FB16 直噴ターボエンジン のドライバビリティ、フレキシビリティは、すべての領域で、FB25 を凌いでいる。

 低速から高速まで非常にトルクフルで、水平対向エンジン らしい、シャープでスムースネスな加速が可能だ。

 もうこれなら、FB25 はいらない。グローバルの アウトバック もこれ一本でいけてしまうのではないだろうか?

lEVORG DRIVING EXPERIENCE 福岡(9)

これからの スバル ボクサー スポーツ を背負って立つ FA20型直噴ターボエンジン 、あとは ハイブリッド、プラグインハイブリッド があれば、メカニカル パッケージの優位性と併せて、グローバルマーケット で十分戦っていけると思う。

 さらに今回の FB16型 直噴ターボエンジン が 素晴らしい のは、これだけの性能を レギュラーガソリン で実現してしまったということだ。

 どんなエンジンだって、ハイオクで燃焼改善するのは簡単だ。なにしろ スバル は、2.0L で 300ps、400N・m という 世界的に見ても圧倒的なハイパフォーマンスを誇る スポーツ ボクサー を ふたつ も持っている。

 だが、オクタン価が低い日本の レギュラーガソリン でこの性能を実現することは、非常に難しい技術的困難が伴ったに違いない。

 燃焼が不安定、かつ 火炎伝搬 が 不均一 になりやすい レギュラーガソリン で、このアーキテクチャーを実現するためには、吸気・圧縮・爆発・排気 という 4ストローク エンジンの一連の運動サイクルのすべての局面で、常に緻密で正確なコントロールが求められる。

 当然、そこで行われた 「技術的検証」 の 数 と、それに費やされたであろう 時間 は、今回、FB16型直噴ターボエンジン の開発について、富士重工業 技術陣 がさらりと語ってのける言葉とは対照的に、はるかに我々の想像を絶する、壮絶で膨大なものだったはずだ。
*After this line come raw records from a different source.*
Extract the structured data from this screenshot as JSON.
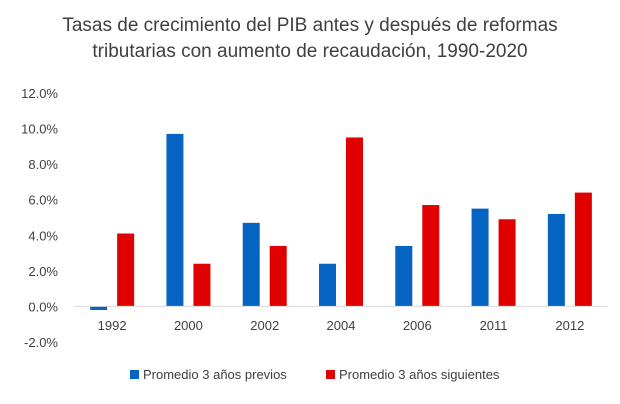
{
  "chart_data": {
    "type": "bar",
    "title": [
      "Tasas de crecimiento del PIB antes y después de reformas",
      "tributarias con aumento de recaudación, 1990-2020"
    ],
    "categories": [
      "1992",
      "2000",
      "2002",
      "2004",
      "2006",
      "2011",
      "2012"
    ],
    "series": [
      {
        "name": "Promedio 3 años previos",
        "color": "#0563c1",
        "values": [
          -0.2,
          9.7,
          4.7,
          2.4,
          3.4,
          5.5,
          5.2
        ]
      },
      {
        "name": "Promedio 3 años siguientes",
        "color": "#e00000",
        "values": [
          4.1,
          2.4,
          3.4,
          9.5,
          5.7,
          4.9,
          6.4
        ]
      }
    ],
    "ylim": [
      -2.0,
      12.0
    ],
    "yticks": [
      "12.0%",
      "10.0%",
      "8.0%",
      "6.0%",
      "4.0%",
      "2.0%",
      "0.0%",
      "-2.0%"
    ],
    "xlabel": "",
    "ylabel": "",
    "grid": false,
    "legend_position": "bottom"
  }
}
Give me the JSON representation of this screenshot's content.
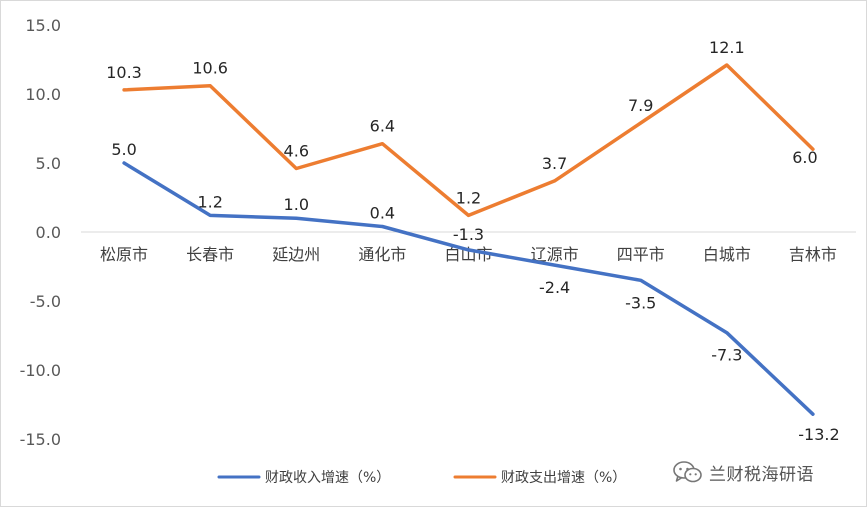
{
  "chart_data": {
    "type": "line",
    "title": "",
    "xlabel": "",
    "ylabel": "",
    "categories": [
      "松原市",
      "长春市",
      "延边州",
      "通化市",
      "白山市",
      "辽源市",
      "四平市",
      "白城市",
      "吉林市"
    ],
    "ylim": [
      -15,
      15
    ],
    "yticks": [
      15,
      10,
      5,
      0,
      -5,
      -10,
      -15
    ],
    "ytick_labels": [
      "15.0",
      "10.0",
      "5.0",
      "0.0",
      "-5.0",
      "-10.0",
      "-15.0"
    ],
    "grid": false,
    "legend_position": "bottom",
    "series": [
      {
        "name": "财政收入增速（%）",
        "color": "#4472C4",
        "values": [
          5.0,
          1.2,
          1.0,
          0.4,
          -1.3,
          -2.4,
          -3.5,
          -7.3,
          -13.2
        ],
        "labels": [
          "5.0",
          "1.2",
          "1.0",
          "0.4",
          "-1.3",
          "-2.4",
          "-3.5",
          "-7.3",
          "-13.2"
        ]
      },
      {
        "name": "财政支出增速（%）",
        "color": "#ED7D31",
        "values": [
          10.3,
          10.6,
          4.6,
          6.4,
          1.2,
          3.7,
          7.9,
          12.1,
          6.0
        ],
        "labels": [
          "10.3",
          "10.6",
          "4.6",
          "6.4",
          "1.2",
          "3.7",
          "7.9",
          "12.1",
          "6.0"
        ]
      }
    ]
  },
  "watermark": {
    "icon": "wechat-icon",
    "text": "兰财税海研语"
  }
}
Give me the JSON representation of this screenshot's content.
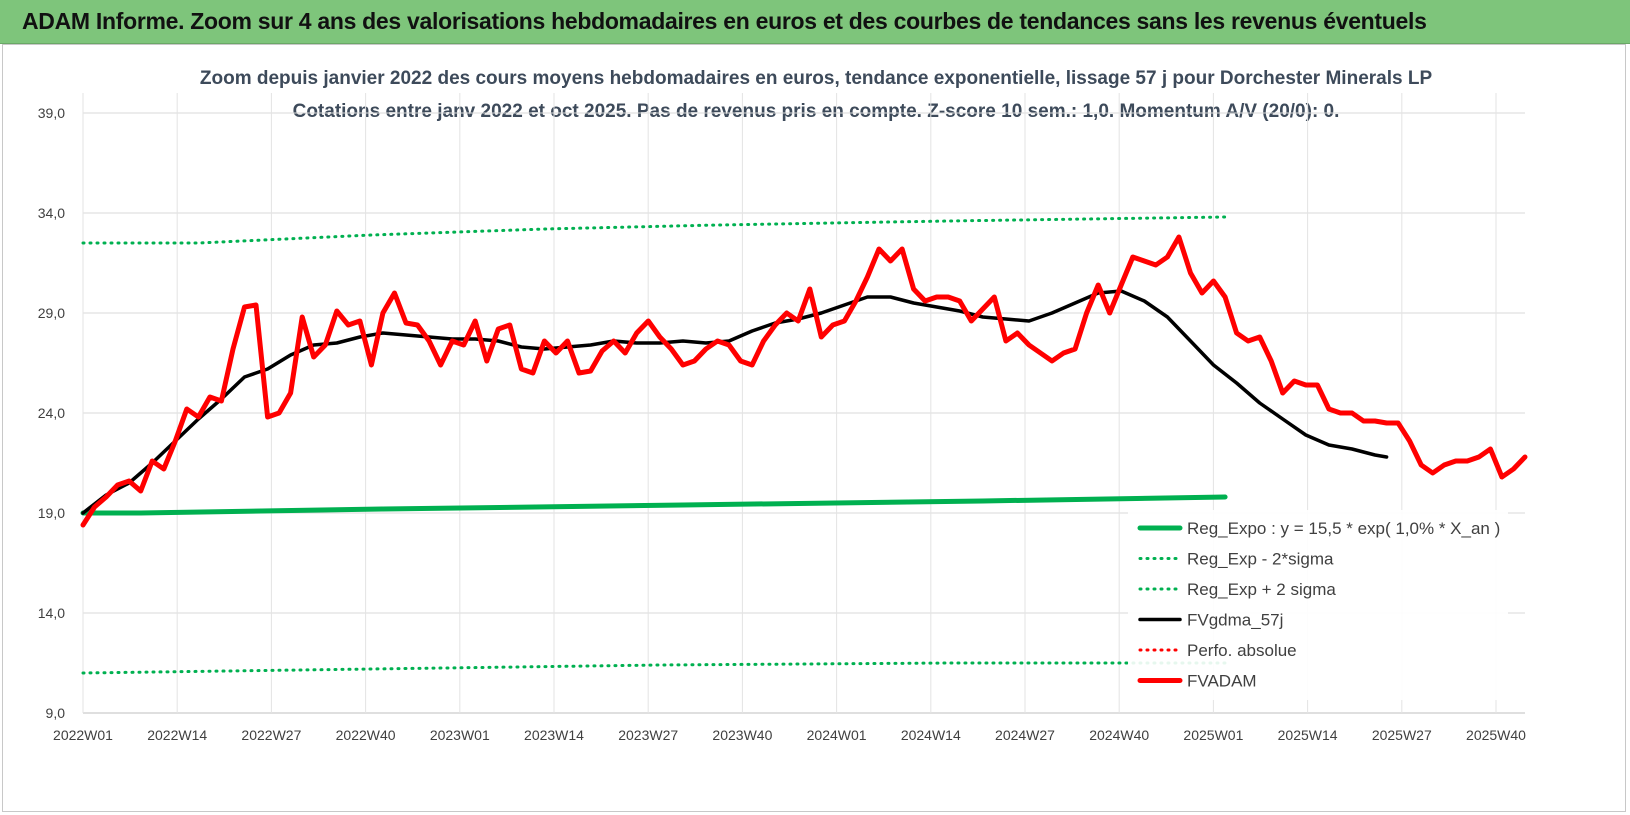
{
  "header": {
    "title": "ADAM Informe. Zoom sur 4 ans des valorisations hebdomadaires en euros et des courbes de tendances sans les revenus éventuels",
    "bg_color": "#7ec57b"
  },
  "chart_data": {
    "type": "line",
    "title": "Zoom depuis janvier 2022 des cours moyens hebdomadaires en euros, tendance exponentielle, lissage 57 j pour Dorchester Minerals LP",
    "subtitle": "Cotations entre janv 2022 et oct 2025. Pas de revenus pris en compte. Z-score 10 sem.: 1,0. Momentum A/V (20/0): 0.",
    "xlabel": "",
    "ylabel": "",
    "ylim": [
      9,
      39
    ],
    "yticks": [
      "9,0",
      "14,0",
      "19,0",
      "24,0",
      "29,0",
      "34,0",
      "39,0"
    ],
    "x_tick_labels": [
      "2022W01",
      "2022W14",
      "2022W27",
      "2022W40",
      "2023W01",
      "2023W14",
      "2023W27",
      "2023W40",
      "2024W01",
      "2024W14",
      "2024W27",
      "2024W40",
      "2025W01",
      "2025W14",
      "2025W27",
      "2025W40"
    ],
    "grid": true,
    "legend_position": "bottom-right",
    "series": [
      {
        "name": "Reg_Expo : y = 15,5 * exp( 1,0% * X_an )",
        "color": "#00b050",
        "style": "solid",
        "width": 5,
        "values": [
          [
            0,
            19.0
          ],
          [
            10,
            19.0
          ],
          [
            52,
            19.2
          ],
          [
            104,
            19.4
          ],
          [
            156,
            19.6
          ],
          [
            198,
            19.8
          ]
        ]
      },
      {
        "name": "Reg_Exp - 2*sigma",
        "color": "#00b050",
        "style": "dotted",
        "width": 3,
        "values": [
          [
            0,
            11.0
          ],
          [
            50,
            11.2
          ],
          [
            100,
            11.4
          ],
          [
            150,
            11.5
          ],
          [
            198,
            11.5
          ]
        ]
      },
      {
        "name": "Reg_Exp + 2 sigma",
        "color": "#00b050",
        "style": "dotted",
        "width": 3,
        "values": [
          [
            0,
            32.5
          ],
          [
            20,
            32.5
          ],
          [
            50,
            32.9
          ],
          [
            80,
            33.2
          ],
          [
            110,
            33.4
          ],
          [
            150,
            33.6
          ],
          [
            198,
            33.8
          ]
        ]
      },
      {
        "name": "FVgdma_57j",
        "color": "#000000",
        "style": "solid",
        "width": 3.5,
        "values": [
          [
            0,
            19.0
          ],
          [
            4,
            19.9
          ],
          [
            8,
            20.5
          ],
          [
            12,
            21.5
          ],
          [
            16,
            22.6
          ],
          [
            20,
            23.7
          ],
          [
            24,
            24.7
          ],
          [
            28,
            25.8
          ],
          [
            32,
            26.2
          ],
          [
            36,
            26.9
          ],
          [
            40,
            27.4
          ],
          [
            44,
            27.5
          ],
          [
            48,
            27.8
          ],
          [
            52,
            28.0
          ],
          [
            56,
            27.9
          ],
          [
            60,
            27.8
          ],
          [
            64,
            27.7
          ],
          [
            68,
            27.7
          ],
          [
            72,
            27.6
          ],
          [
            76,
            27.3
          ],
          [
            80,
            27.2
          ],
          [
            84,
            27.3
          ],
          [
            88,
            27.4
          ],
          [
            92,
            27.6
          ],
          [
            96,
            27.5
          ],
          [
            100,
            27.5
          ],
          [
            104,
            27.6
          ],
          [
            108,
            27.5
          ],
          [
            112,
            27.6
          ],
          [
            116,
            28.1
          ],
          [
            120,
            28.5
          ],
          [
            124,
            28.7
          ],
          [
            128,
            29.0
          ],
          [
            132,
            29.4
          ],
          [
            136,
            29.8
          ],
          [
            140,
            29.8
          ],
          [
            144,
            29.5
          ],
          [
            148,
            29.3
          ],
          [
            152,
            29.1
          ],
          [
            156,
            28.8
          ],
          [
            160,
            28.7
          ],
          [
            164,
            28.6
          ],
          [
            168,
            29.0
          ],
          [
            172,
            29.5
          ],
          [
            176,
            30.0
          ],
          [
            180,
            30.1
          ],
          [
            184,
            29.6
          ],
          [
            188,
            28.8
          ],
          [
            192,
            27.6
          ],
          [
            196,
            26.4
          ],
          [
            200,
            25.5
          ],
          [
            204,
            24.5
          ],
          [
            208,
            23.7
          ],
          [
            212,
            22.9
          ],
          [
            216,
            22.4
          ],
          [
            220,
            22.2
          ],
          [
            224,
            21.9
          ],
          [
            226,
            21.8
          ]
        ]
      },
      {
        "name": "Perfo. absolue",
        "color": "#ff0000",
        "style": "dotted",
        "width": 3,
        "values": []
      },
      {
        "name": "FVADAM",
        "color": "#ff0000",
        "style": "solid",
        "width": 5,
        "values": [
          [
            0,
            18.4
          ],
          [
            2,
            19.3
          ],
          [
            4,
            19.8
          ],
          [
            6,
            20.4
          ],
          [
            8,
            20.6
          ],
          [
            10,
            20.1
          ],
          [
            12,
            21.6
          ],
          [
            14,
            21.2
          ],
          [
            16,
            22.6
          ],
          [
            18,
            24.2
          ],
          [
            20,
            23.8
          ],
          [
            22,
            24.8
          ],
          [
            24,
            24.6
          ],
          [
            26,
            27.2
          ],
          [
            28,
            29.3
          ],
          [
            30,
            29.4
          ],
          [
            32,
            23.8
          ],
          [
            34,
            24.0
          ],
          [
            36,
            25.0
          ],
          [
            38,
            28.8
          ],
          [
            40,
            26.8
          ],
          [
            42,
            27.4
          ],
          [
            44,
            29.1
          ],
          [
            46,
            28.4
          ],
          [
            48,
            28.6
          ],
          [
            50,
            26.4
          ],
          [
            52,
            29.0
          ],
          [
            54,
            30.0
          ],
          [
            56,
            28.5
          ],
          [
            58,
            28.4
          ],
          [
            60,
            27.6
          ],
          [
            62,
            26.4
          ],
          [
            64,
            27.6
          ],
          [
            66,
            27.4
          ],
          [
            68,
            28.6
          ],
          [
            70,
            26.6
          ],
          [
            72,
            28.2
          ],
          [
            74,
            28.4
          ],
          [
            76,
            26.2
          ],
          [
            78,
            26.0
          ],
          [
            80,
            27.6
          ],
          [
            82,
            27.0
          ],
          [
            84,
            27.6
          ],
          [
            86,
            26.0
          ],
          [
            88,
            26.1
          ],
          [
            90,
            27.1
          ],
          [
            92,
            27.6
          ],
          [
            94,
            27.0
          ],
          [
            96,
            28.0
          ],
          [
            98,
            28.6
          ],
          [
            100,
            27.8
          ],
          [
            102,
            27.2
          ],
          [
            104,
            26.4
          ],
          [
            106,
            26.6
          ],
          [
            108,
            27.2
          ],
          [
            110,
            27.6
          ],
          [
            112,
            27.4
          ],
          [
            114,
            26.6
          ],
          [
            116,
            26.4
          ],
          [
            118,
            27.6
          ],
          [
            120,
            28.4
          ],
          [
            122,
            29.0
          ],
          [
            124,
            28.6
          ],
          [
            126,
            30.2
          ],
          [
            128,
            27.8
          ],
          [
            130,
            28.4
          ],
          [
            132,
            28.6
          ],
          [
            134,
            29.6
          ],
          [
            136,
            30.8
          ],
          [
            138,
            32.2
          ],
          [
            140,
            31.6
          ],
          [
            142,
            32.2
          ],
          [
            144,
            30.2
          ],
          [
            146,
            29.6
          ],
          [
            148,
            29.8
          ],
          [
            150,
            29.8
          ],
          [
            152,
            29.6
          ],
          [
            154,
            28.6
          ],
          [
            156,
            29.2
          ],
          [
            158,
            29.8
          ],
          [
            160,
            27.6
          ],
          [
            162,
            28.0
          ],
          [
            164,
            27.4
          ],
          [
            166,
            27.0
          ],
          [
            168,
            26.6
          ],
          [
            170,
            27.0
          ],
          [
            172,
            27.2
          ],
          [
            174,
            29.0
          ],
          [
            176,
            30.4
          ],
          [
            178,
            29.0
          ],
          [
            180,
            30.4
          ],
          [
            182,
            31.8
          ],
          [
            184,
            31.6
          ],
          [
            186,
            31.4
          ],
          [
            188,
            31.8
          ],
          [
            190,
            32.8
          ],
          [
            192,
            31.0
          ],
          [
            194,
            30.0
          ],
          [
            196,
            30.6
          ],
          [
            198,
            29.8
          ],
          [
            200,
            28.0
          ],
          [
            202,
            27.6
          ],
          [
            204,
            27.8
          ],
          [
            206,
            26.6
          ],
          [
            208,
            25.0
          ],
          [
            210,
            25.6
          ],
          [
            212,
            25.4
          ],
          [
            214,
            25.4
          ],
          [
            216,
            24.2
          ],
          [
            218,
            24.0
          ],
          [
            220,
            24.0
          ],
          [
            222,
            23.6
          ],
          [
            224,
            23.6
          ],
          [
            226,
            23.5
          ],
          [
            228,
            23.5
          ],
          [
            230,
            22.6
          ],
          [
            232,
            21.4
          ],
          [
            234,
            21.0
          ],
          [
            236,
            21.4
          ],
          [
            238,
            21.6
          ],
          [
            240,
            21.6
          ],
          [
            242,
            21.8
          ],
          [
            244,
            22.2
          ],
          [
            246,
            20.8
          ],
          [
            248,
            21.2
          ],
          [
            250,
            21.8
          ]
        ]
      }
    ]
  }
}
 かつて WRC で、リストラクター による吸気制限が行われるレギュレーションで、EJ型水平対向エンジン の ビッグボア で 真正面から 燃焼改善 に取り組み、7,000rpm 以下という低いレブリミットで、2.0L という 排気量 から、ほとんど 1000N・m という 驚愕の最大トルクを生み出していた 「技術的蓄積」 が見事に 花開いた。
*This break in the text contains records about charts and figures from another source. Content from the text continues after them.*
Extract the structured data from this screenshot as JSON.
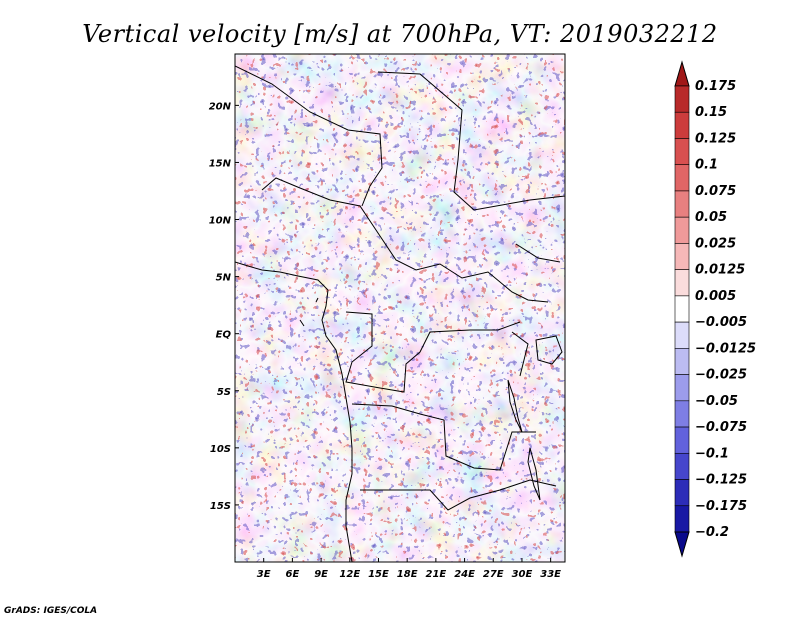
{
  "chart_data": {
    "type": "heatmap",
    "title": "Vertical velocity [m/s] at 700hPa, VT: 2019032212",
    "variable": "Vertical velocity",
    "units": "m/s",
    "level": "700hPa",
    "valid_time": "2019032212",
    "x_ticks": [
      "3E",
      "6E",
      "9E",
      "12E",
      "15E",
      "18E",
      "21E",
      "24E",
      "27E",
      "30E",
      "33E"
    ],
    "x_tick_values": [
      3,
      6,
      9,
      12,
      15,
      18,
      21,
      24,
      27,
      30,
      33
    ],
    "y_ticks": [
      "20N",
      "15N",
      "10N",
      "5N",
      "EQ",
      "5S",
      "10S",
      "15S"
    ],
    "y_tick_values": [
      20,
      15,
      10,
      5,
      0,
      -5,
      -10,
      -15
    ],
    "xlim": [
      0,
      34.5
    ],
    "ylim": [
      -20,
      24.5
    ],
    "colorbar": {
      "levels": [
        0.175,
        0.15,
        0.125,
        0.1,
        0.075,
        0.05,
        0.025,
        0.0125,
        0.005,
        -0.005,
        -0.0125,
        -0.025,
        -0.05,
        -0.075,
        -0.1,
        -0.125,
        -0.175,
        -0.2
      ],
      "labels": [
        "0.175",
        "0.15",
        "0.125",
        "0.1",
        "0.075",
        "0.05",
        "0.025",
        "0.0125",
        "0.005",
        "−0.005",
        "−0.0125",
        "−0.025",
        "−0.05",
        "−0.075",
        "−0.1",
        "−0.125",
        "−0.175",
        "−0.2"
      ],
      "colors": [
        "#a01818",
        "#b82a2a",
        "#cc3c3c",
        "#d85050",
        "#e06666",
        "#e88080",
        "#f09a9a",
        "#f6b8b8",
        "#fadcdc",
        "#ffffff",
        "#dcdcfa",
        "#bcbcf2",
        "#9c9cec",
        "#7e7ee4",
        "#6262dc",
        "#4646cc",
        "#2c2cb8",
        "#1818a4",
        "#0a0a8c"
      ]
    }
  },
  "credit": "GrADS: IGES/COLA"
}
 技術 とは 一朝一夕 に 完成 するものではない。

 永年 EJ型エンジンの成長を見守ってきた スバリスト なら、感慨もひとしおである。

 ちなみに、ヨーロッパで売られている レギュラーガソリン は 95RON(リサーチ オクタン 価) 以上で、これはほぼ 日本国内で売られている ハイオクガソリン に相当する。だから、ヨーロッパメーカー が作っている ダウンサイジングエンジン は、この FB16直噴ターボエンジン の開発に伴った 「技術的困難」 とは比較にならないほど 「ヌルい」 。
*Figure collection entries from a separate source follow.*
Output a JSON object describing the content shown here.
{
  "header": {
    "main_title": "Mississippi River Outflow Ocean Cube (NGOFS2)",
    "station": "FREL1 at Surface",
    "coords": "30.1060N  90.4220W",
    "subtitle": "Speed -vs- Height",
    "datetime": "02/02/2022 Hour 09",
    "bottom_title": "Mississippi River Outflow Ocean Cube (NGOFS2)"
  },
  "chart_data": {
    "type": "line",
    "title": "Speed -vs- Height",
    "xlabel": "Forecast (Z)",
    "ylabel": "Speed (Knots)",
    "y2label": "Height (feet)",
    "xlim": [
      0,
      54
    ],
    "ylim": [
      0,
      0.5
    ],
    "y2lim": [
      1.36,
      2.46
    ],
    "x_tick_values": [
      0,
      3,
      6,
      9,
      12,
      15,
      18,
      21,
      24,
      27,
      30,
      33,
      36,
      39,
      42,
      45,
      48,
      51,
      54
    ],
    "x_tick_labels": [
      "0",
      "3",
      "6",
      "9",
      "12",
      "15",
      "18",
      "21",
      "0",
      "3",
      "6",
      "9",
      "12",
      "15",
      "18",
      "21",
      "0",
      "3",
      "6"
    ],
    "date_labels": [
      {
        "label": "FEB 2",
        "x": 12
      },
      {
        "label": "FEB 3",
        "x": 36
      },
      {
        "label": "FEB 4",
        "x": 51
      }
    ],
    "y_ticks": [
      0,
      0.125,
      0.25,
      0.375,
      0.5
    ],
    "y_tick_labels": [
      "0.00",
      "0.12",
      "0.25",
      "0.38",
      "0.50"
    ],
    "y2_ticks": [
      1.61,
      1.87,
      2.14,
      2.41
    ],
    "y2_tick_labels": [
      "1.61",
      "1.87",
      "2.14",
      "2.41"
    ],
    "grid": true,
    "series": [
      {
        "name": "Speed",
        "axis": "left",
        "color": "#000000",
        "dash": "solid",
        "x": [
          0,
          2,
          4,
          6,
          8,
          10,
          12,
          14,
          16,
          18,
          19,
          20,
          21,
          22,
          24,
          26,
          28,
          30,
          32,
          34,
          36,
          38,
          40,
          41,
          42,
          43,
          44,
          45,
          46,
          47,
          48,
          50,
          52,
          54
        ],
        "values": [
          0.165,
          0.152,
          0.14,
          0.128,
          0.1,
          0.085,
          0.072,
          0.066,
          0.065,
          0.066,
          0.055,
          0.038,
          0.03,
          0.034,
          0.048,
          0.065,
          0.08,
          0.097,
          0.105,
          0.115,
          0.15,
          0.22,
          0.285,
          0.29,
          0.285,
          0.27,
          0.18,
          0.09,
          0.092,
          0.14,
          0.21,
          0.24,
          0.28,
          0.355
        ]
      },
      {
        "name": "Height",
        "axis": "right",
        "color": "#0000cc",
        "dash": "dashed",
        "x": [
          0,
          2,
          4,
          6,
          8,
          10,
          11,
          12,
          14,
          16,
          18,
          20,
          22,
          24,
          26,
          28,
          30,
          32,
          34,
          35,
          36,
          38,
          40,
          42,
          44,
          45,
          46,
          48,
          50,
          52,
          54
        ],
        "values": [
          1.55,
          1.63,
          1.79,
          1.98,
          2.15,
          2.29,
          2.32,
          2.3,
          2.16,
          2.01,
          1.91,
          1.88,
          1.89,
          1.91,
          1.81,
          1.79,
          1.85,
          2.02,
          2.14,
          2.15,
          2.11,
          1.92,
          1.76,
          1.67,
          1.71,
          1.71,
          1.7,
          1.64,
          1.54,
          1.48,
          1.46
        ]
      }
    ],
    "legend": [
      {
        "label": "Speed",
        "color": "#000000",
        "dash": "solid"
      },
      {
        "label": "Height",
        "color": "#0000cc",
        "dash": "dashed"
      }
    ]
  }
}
 彼らが日本市場向けだけに、新たにレギュラーガソリン仕様 を開発する可能性は、企業としての コスト - ベネフィット を考えればほぼ「0%」 だ。富士重工業 が レヴォーグ を 「日本のユーザーのためだけに開発した」 という 「看板」 は伊達ではないのだ。現在、富士重工業 が持てるエンジン技術のすべてが、この FB16型直噴ターボエンジン に注ぎ込まれている。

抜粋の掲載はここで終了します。